Prior to Mr. Obama extending compliance requirements, both reporting requirements were required under the ACA for the 2014 calendar year. Now, 2015 is the first year reporting is required, due during the first quarter of 2016.
It should be noted that small employers with less than 50 full-time employees are still not subject to “pay-or-play” reporting. Also, only small employers that offer self-funded group health plans are subject to individual mandate reporting. (Self funded plans are those plans where the business is paying health care costs up to a certain point at which point insurance kicks in.) For small employers that offer fully insured plans, it is the insurer that is responsible for the individual mandate reporting. It is usually large businesses that sponsor self funded plans.
As with small employers, if a large employer’s group health plan is fully insured, the insurer will be responsible for the individual mandate reporting. The large employer will only be responsible for “pay-or-play” reporting. If the large employer sponsors a self-funded group health plan, the employer will be responsible for both the individual mandate and pay-or-play reporting. Under the new regulations, a large employer can satisfy both reporting requirements on a combined basis by using IRS Form 1095–C (the employee statements), along with IRS Form 1094-C (the transmittal form). The IRS is planning to release a draft version of the reporting forms in the near future.
All of the following information must be reported for “pay or play” reporting for the employer’s full-time employees:
- The number of full-time employees for each calendar month. (A qualified ATA system will help significantly with this requirement.)

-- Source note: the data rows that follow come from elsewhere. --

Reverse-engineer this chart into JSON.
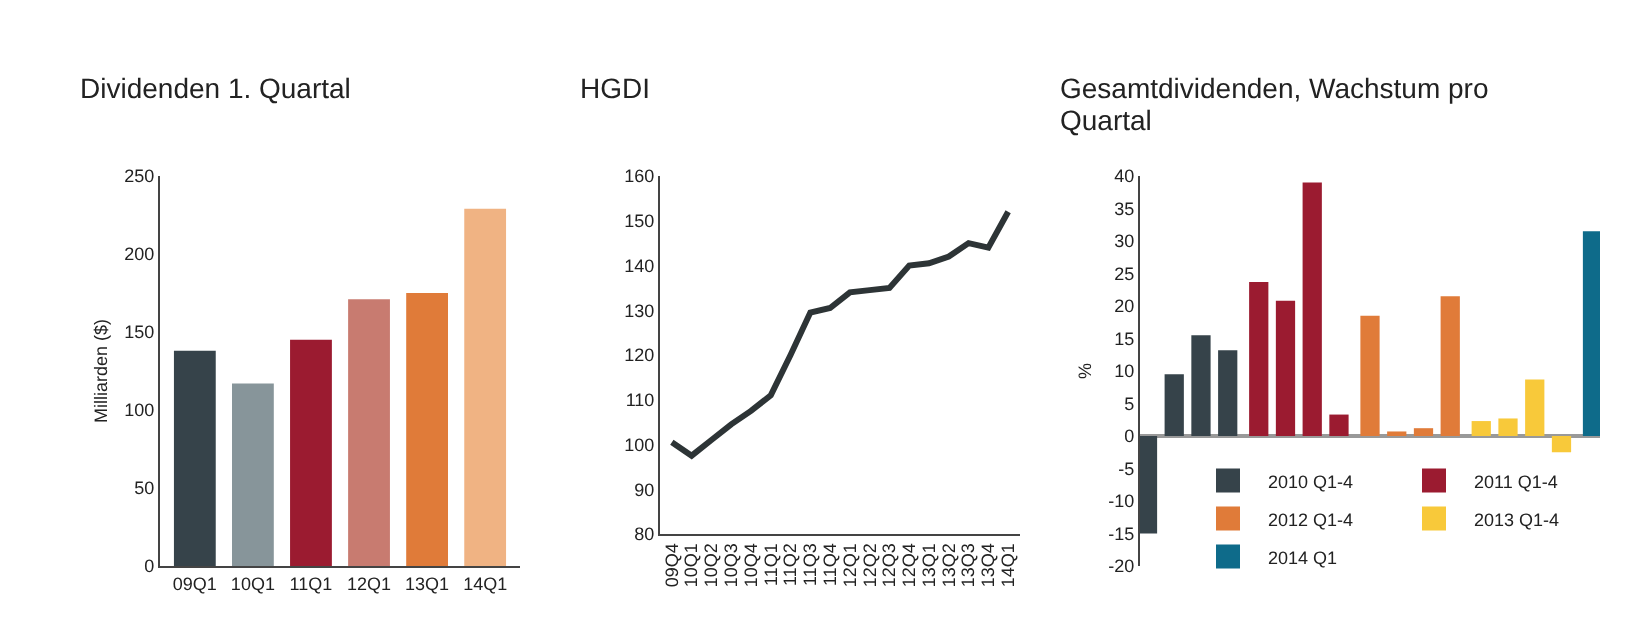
{
  "chart_data": [
    {
      "type": "bar",
      "title": "Dividenden 1. Quartal",
      "ylabel": "Milliarden ($)",
      "categories": [
        "09Q1",
        "10Q1",
        "11Q1",
        "12Q1",
        "13Q1",
        "14Q1"
      ],
      "values": [
        138,
        117,
        145,
        171,
        175,
        229
      ],
      "colors": [
        "#36434a",
        "#87959a",
        "#9b1b30",
        "#c87b70",
        "#e07b39",
        "#f0b383"
      ],
      "ylim": [
        0,
        250
      ],
      "yticks": [
        0,
        50,
        100,
        150,
        200,
        250
      ]
    },
    {
      "type": "line",
      "title": "HGDI",
      "categories": [
        "09Q4",
        "10Q1",
        "10Q2",
        "10Q3",
        "10Q4",
        "11Q1",
        "11Q2",
        "11Q3",
        "11Q4",
        "12Q1",
        "12Q2",
        "12Q3",
        "12Q4",
        "13Q1",
        "13Q2",
        "13Q3",
        "13Q4",
        "14Q1"
      ],
      "series": [
        {
          "color": "#2d3436",
          "values": [
            100.5,
            97.5,
            101,
            104.5,
            107.5,
            111,
            120,
            129.5,
            130.5,
            134,
            134.5,
            135,
            140,
            140.5,
            142,
            145,
            144,
            152
          ]
        }
      ],
      "ylim": [
        80,
        160
      ],
      "yticks": [
        80,
        90,
        100,
        110,
        120,
        130,
        140,
        150,
        160
      ]
    },
    {
      "type": "bar",
      "title": "Gesamtdividenden, Wachstum pro Quartal",
      "ylabel": "%",
      "categories": [
        null,
        null,
        null,
        null,
        null,
        null,
        null,
        null,
        null,
        null,
        null,
        null,
        null,
        null,
        null,
        null,
        null
      ],
      "series": [
        {
          "name": "2010 Q1-4",
          "color": "#36434a",
          "values": [
            -15,
            9.5,
            15.5,
            13.2,
            null,
            null,
            null,
            null,
            null,
            null,
            null,
            null,
            null,
            null,
            null,
            null,
            null
          ]
        },
        {
          "name": "2011 Q1-4",
          "color": "#9b1b30",
          "values": [
            null,
            null,
            null,
            null,
            23.7,
            20.8,
            39,
            3.3,
            null,
            null,
            null,
            null,
            null,
            null,
            null,
            null,
            null
          ]
        },
        {
          "name": "2012 Q1-4",
          "color": "#e07b39",
          "values": [
            null,
            null,
            null,
            null,
            null,
            null,
            null,
            null,
            18.5,
            0.7,
            1.2,
            21.5,
            null,
            null,
            null,
            null,
            null
          ]
        },
        {
          "name": "2013 Q1-4",
          "color": "#f8c93a",
          "values": [
            null,
            null,
            null,
            null,
            null,
            null,
            null,
            null,
            null,
            null,
            null,
            null,
            2.3,
            2.7,
            8.7,
            -2.5,
            null
          ]
        },
        {
          "name": "2014 Q1",
          "color": "#0e6b8a",
          "values": [
            null,
            null,
            null,
            null,
            null,
            null,
            null,
            null,
            null,
            null,
            null,
            null,
            null,
            null,
            null,
            null,
            31.5
          ]
        }
      ],
      "ylim": [
        -20,
        40
      ],
      "yticks": [
        -20,
        -15,
        -10,
        -5,
        0,
        5,
        10,
        15,
        20,
        25,
        30,
        35,
        40
      ],
      "legend": "bottom right",
      "tick_labels": "y"
    }
  ]
}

- The name, address and Social Security number of each full-time employee
- A certification as to whether the large employer offered its full-time employees and their dependents the opportunity to enroll in coverage (by calendar month).

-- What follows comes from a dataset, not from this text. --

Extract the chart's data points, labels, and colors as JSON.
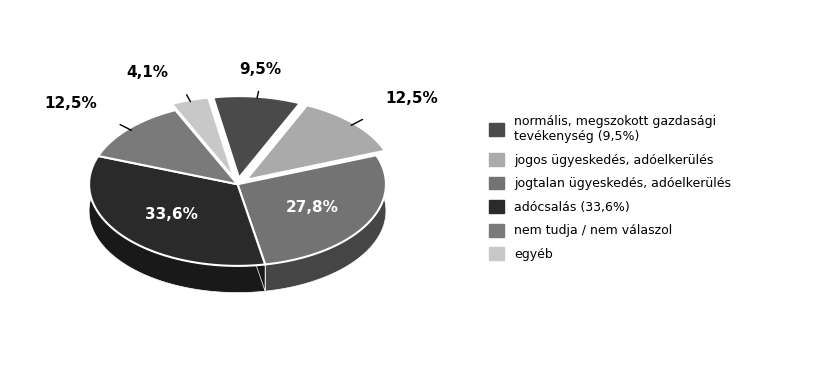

- For each full-time employee, the months for which coverage was available and the employee-only premium for the lowest cost medical option providing minimum value and the months during which the employee was covered under the employer’s group health plan.

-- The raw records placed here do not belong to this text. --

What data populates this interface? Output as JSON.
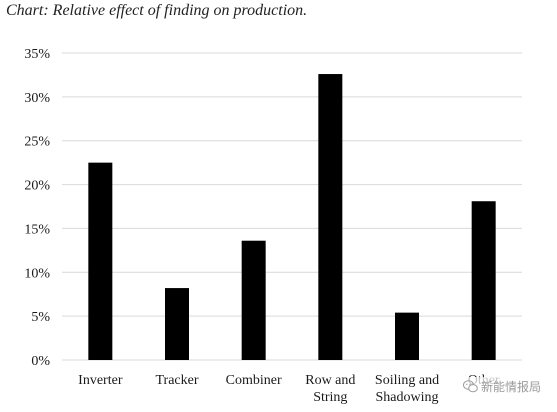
{
  "title": "Chart: Relative effect of finding on production.",
  "chart_data": {
    "type": "bar",
    "categories": [
      "Inverter",
      "Tracker",
      "Combiner",
      "Row and\nString",
      "Soiling and\nShadowing",
      "Other"
    ],
    "values": [
      22.5,
      8.2,
      13.6,
      32.6,
      5.4,
      18.1
    ],
    "unit": "%",
    "yticks": [
      "0%",
      "5%",
      "10%",
      "15%",
      "20%",
      "25%",
      "30%",
      "35%"
    ],
    "ylim": [
      0,
      35
    ],
    "bar_color": "#000000",
    "grid": true,
    "grid_color": "#d9d9d9",
    "legend": "none"
  },
  "watermark": {
    "text": "新能情报局",
    "icon": "wechat-icon"
  }
}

Reporting to the IRS re: the ACA is due annually (even though the reports must include information on a monthly basis) after the end of the calendar year to which the report relates. If the employer is required to file statements for 250 or more employees, the filing must be made electronically with the IRS. The deadline for filing those reports is no later than March 31 following the calendar year to which the reporting relates. If the employee population is less than this threshold of 250 employees, employers have the option to file electronically or by mail. The deadline for the electronic filing of statements with the IRS is March 31 and the deadline for filing by mail is by February 28.
Statements to employees consist of an IRS form (1095–C) similar to the W-2 and are generally required to be sent by mail by January 31 following the calendar year to which the reporting relates. These employee statements can be mailed along with their W-2s. Employers may want to provide an explanation cover letter since this will be new to all employees, but it is not required.